If you’re working on the turkey, congrats. You’re done. If it’s chicken or duck, read on.
- You can remove the tenderloins from the carcass by running your fingers under them. Cut off the little tendon-y end.
- With the back of a knife, scrape the meat from the thigh bone.
- When you reach the knee, cut the connective tissues around the knee away and continue scraping the meat down the leg bone with the back of the knife.
- Cut the ankle off with the shears or chef’s knife.
- Pull the leg bone free.
- Upend the wing bone and press down on the meat around it. It will (sort of) pop out. I honestly couldn’t get the second section out and cut if off. No shame or judgment.
- Reposition the tenderloins in their place on the breasts.
- Butterfly the fattest end of the breast a little to make an even layer as much as you can.
It’s a lot of steps and it’s messy, but the end result is pretty cool.
Ready for the recipe? Let’s go!
As developed by J. Kenji López-Alt and explained on SeriousEats.
- 1 Turkey, thawed
- 1 Duck, also thawed
- 1 Chicken, fresh or thawed
- 1 ½ lb sausage (flavor of your choice)
- salt and pepper
- Debone all fowl according to steps above.
- Start preheating a pot of water on the stove to 180°F (82°C).
- Lay the chicken on a large sheet of plastic wrap.
- Season the chicken with salt and pepper and cover the breasts with a layer of sausage.
- Using one side of the plastic wrap, pull up one side of the breast up and towards the other side.
- Vacuum-seal this semi-cylindrical chicken in a heat-safe bag.
- Using waterproof foam tape and a Pro-Series® Waterproof Needle Probe, probe the center of the sausage-stuffed chicken.
- Put the chicken in the pot and poach it. Set your Smoke™ alarms: the water should have a temperature range of 170–190°F (77–88°C) and the chicken should have a high-alarm of 150°F (66°C).
- When the chicken is done cooking, cut it free from its bag.
- Lay the duck on a sheet of plastic wrap.
- Season the duck with salt and pepper, and place the cooked chicken on it.
- Follow the same wrapping procedure with the plastic wrap for the duck.
- Tie the package closed with butcher twine and vacuum seal it.

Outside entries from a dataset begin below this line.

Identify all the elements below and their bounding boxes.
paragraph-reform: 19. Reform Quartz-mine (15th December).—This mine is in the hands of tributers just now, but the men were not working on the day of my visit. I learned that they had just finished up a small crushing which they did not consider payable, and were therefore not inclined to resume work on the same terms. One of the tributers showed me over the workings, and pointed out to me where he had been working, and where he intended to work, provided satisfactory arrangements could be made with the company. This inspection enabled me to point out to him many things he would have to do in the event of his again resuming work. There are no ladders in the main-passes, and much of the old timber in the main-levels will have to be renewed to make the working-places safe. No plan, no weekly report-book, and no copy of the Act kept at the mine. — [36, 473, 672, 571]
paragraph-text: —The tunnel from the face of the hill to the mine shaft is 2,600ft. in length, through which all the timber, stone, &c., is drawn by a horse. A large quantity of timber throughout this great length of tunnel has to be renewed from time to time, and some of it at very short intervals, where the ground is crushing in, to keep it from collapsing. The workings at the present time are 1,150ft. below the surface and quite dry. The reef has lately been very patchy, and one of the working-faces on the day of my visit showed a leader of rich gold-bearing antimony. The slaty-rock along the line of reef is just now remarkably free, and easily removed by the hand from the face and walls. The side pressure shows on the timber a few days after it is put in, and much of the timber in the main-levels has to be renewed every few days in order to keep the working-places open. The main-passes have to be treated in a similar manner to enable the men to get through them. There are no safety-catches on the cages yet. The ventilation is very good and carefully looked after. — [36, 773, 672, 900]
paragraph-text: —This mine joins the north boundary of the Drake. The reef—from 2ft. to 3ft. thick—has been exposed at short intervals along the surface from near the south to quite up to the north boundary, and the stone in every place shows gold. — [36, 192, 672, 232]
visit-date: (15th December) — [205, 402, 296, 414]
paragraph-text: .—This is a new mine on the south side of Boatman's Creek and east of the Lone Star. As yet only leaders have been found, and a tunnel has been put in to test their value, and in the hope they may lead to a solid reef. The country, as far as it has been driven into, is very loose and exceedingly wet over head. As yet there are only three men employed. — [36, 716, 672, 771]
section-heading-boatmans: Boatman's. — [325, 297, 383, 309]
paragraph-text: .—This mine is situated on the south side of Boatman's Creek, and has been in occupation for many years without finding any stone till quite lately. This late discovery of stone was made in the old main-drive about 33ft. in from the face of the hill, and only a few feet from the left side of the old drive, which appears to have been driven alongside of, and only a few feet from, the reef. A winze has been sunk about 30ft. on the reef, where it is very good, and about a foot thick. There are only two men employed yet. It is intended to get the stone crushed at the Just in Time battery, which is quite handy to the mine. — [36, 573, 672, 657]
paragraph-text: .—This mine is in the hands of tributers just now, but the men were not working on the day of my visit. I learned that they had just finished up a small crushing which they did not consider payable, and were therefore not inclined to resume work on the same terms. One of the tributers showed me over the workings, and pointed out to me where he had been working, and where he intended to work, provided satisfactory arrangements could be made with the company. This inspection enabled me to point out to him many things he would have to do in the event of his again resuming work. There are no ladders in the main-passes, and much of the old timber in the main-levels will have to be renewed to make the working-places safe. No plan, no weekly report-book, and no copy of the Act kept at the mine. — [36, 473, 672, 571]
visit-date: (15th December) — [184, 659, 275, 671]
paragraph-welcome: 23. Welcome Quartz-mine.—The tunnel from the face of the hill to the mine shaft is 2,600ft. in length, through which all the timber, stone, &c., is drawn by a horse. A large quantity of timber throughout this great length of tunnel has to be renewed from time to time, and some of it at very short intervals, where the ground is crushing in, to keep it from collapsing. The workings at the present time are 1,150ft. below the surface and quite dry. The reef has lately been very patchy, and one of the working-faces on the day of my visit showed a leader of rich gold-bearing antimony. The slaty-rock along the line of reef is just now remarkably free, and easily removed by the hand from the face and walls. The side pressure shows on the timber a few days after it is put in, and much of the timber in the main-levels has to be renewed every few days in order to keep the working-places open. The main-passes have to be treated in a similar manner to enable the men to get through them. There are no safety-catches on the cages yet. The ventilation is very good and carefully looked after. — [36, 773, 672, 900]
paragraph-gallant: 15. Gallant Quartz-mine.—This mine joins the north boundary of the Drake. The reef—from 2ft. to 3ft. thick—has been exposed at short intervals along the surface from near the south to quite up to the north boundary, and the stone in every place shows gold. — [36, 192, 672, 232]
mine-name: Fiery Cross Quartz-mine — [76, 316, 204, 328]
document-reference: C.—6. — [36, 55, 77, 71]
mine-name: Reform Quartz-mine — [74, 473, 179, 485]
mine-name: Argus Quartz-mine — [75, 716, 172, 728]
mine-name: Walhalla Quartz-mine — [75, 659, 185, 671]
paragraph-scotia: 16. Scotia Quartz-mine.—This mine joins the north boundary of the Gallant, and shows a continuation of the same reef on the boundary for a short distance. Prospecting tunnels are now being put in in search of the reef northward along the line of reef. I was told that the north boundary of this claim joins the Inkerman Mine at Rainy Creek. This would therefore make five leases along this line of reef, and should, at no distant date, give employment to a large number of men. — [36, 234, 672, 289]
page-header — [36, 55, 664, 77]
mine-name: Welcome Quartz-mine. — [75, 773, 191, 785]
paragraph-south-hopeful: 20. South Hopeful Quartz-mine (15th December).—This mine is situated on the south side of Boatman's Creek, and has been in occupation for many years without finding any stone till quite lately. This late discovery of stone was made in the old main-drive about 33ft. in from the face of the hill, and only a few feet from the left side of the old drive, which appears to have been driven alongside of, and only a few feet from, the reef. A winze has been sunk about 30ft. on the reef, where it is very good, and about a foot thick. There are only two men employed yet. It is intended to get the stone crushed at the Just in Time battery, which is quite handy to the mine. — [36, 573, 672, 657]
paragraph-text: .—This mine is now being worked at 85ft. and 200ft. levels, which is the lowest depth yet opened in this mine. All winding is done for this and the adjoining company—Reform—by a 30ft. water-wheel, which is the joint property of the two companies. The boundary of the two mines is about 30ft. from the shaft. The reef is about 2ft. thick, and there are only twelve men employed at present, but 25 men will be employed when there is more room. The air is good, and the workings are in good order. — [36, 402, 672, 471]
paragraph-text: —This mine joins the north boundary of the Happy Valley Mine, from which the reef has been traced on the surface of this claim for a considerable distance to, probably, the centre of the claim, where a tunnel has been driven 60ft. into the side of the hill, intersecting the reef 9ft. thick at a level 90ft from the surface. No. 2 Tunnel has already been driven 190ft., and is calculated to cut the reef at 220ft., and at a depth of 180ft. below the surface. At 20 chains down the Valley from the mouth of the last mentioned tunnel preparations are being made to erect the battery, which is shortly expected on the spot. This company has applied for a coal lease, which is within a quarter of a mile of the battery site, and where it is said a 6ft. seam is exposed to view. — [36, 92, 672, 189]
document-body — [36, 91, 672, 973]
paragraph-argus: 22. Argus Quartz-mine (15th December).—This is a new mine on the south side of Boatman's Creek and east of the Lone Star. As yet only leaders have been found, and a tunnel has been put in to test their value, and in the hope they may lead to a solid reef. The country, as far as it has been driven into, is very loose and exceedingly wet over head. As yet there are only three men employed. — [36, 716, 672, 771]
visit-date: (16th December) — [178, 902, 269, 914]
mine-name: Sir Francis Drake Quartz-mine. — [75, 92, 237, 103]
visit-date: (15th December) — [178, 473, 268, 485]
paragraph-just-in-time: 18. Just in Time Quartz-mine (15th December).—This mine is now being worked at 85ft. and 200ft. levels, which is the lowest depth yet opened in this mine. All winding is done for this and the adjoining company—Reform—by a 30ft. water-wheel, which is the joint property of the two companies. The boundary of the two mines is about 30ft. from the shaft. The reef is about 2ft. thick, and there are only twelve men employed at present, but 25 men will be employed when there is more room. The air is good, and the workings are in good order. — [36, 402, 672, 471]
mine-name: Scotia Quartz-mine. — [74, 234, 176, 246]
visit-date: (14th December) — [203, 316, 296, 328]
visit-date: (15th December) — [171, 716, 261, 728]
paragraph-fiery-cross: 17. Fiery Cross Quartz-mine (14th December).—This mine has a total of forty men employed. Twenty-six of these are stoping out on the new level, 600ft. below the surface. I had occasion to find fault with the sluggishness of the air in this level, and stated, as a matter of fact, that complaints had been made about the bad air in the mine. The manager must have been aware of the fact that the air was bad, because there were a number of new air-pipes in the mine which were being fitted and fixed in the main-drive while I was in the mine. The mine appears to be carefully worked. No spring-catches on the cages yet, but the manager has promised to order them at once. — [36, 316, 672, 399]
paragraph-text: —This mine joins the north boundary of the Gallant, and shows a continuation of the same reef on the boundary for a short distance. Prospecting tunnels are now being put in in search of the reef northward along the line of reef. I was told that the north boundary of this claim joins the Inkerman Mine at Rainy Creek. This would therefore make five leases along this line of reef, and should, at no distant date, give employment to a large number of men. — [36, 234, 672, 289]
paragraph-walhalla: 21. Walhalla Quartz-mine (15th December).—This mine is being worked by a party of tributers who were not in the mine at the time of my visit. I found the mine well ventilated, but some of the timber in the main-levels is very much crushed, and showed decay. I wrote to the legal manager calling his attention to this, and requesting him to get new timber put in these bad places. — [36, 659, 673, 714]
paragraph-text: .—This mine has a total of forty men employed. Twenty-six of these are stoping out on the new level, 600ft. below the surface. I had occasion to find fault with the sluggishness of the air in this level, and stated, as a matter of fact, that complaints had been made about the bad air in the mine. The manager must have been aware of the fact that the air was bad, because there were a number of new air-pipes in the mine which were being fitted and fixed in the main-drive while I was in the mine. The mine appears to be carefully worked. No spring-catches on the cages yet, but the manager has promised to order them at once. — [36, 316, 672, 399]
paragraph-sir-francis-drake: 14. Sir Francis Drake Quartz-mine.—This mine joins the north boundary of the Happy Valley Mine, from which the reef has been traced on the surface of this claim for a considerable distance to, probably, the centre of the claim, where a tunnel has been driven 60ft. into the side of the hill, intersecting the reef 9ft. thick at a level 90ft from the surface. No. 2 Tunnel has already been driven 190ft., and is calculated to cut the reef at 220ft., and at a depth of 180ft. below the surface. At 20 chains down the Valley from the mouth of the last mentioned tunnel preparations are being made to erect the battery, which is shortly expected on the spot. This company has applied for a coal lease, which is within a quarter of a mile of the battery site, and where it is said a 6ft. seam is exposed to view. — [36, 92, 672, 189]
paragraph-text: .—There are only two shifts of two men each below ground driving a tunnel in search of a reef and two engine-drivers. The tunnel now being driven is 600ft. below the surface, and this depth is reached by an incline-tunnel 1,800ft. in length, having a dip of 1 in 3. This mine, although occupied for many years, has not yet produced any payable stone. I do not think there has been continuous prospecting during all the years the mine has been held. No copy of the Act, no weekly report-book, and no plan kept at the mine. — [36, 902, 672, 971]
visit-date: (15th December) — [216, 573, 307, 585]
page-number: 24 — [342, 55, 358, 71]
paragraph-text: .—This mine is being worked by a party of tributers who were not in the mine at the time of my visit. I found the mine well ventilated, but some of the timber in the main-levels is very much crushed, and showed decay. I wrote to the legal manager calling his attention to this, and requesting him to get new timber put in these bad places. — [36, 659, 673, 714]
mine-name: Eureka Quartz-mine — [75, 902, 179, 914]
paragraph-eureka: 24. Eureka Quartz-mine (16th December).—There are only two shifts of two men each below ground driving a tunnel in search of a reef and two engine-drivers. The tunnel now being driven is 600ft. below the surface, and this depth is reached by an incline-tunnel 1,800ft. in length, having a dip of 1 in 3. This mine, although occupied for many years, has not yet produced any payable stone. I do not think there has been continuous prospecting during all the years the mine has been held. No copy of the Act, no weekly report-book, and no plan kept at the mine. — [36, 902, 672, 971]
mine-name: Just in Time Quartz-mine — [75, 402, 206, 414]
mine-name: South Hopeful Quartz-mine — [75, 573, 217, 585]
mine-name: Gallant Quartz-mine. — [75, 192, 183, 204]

- Cook as you did for the chicken, but position the probe in one of the duck legs that has no hot chicken in it.
- Preheat the oven to 425°F (218°C).
- Remove the turkey from the refrigerator and place bags of ice on the exposed breast meat. Allow it to sit on the counter so that the legs warm some while the duck cooks. This will help the leg meat cook better.
- When the duck alarm sounds, remove the duck from its package and sear in a medium-hot skillet or on a flat-top until well browned and partially rendered.
- Measure the length of the breast cavity of the turkey and trim the duck to fit. Remove string from duck.
- Wrap the duck in the turkey and secure the bottom of the turkey with skewers.
- Rub butter on and under the skin of the turkey. Place it in a roasting rack to help keep the turkey-like shape.
- Probe it in the breast (high alarm 157°F [69°C]) and the thigh (high alarm 175°F [79°C]) and roast.
- When the breast alarm sounds, check the temperature with a Thermapen®.
- Let the turducken rest for 10 minutes before cutting down the middle and then slicing into servings.
This is not an easy process, but it is an accomplishment! Bringing a boneless, meat-stuffed turkey to the table is a great way to wow your family at Thanksgiving, and since you cooked it with thermal principles in mind and accurate thermometers like the Signals, Smoke and Thermapen, you can know that when they say “wow! This is amazing!” they really mean it! So roll up your sleeves, and cook yourselves a mythical bird this Thanksgiving. It’s turducken time!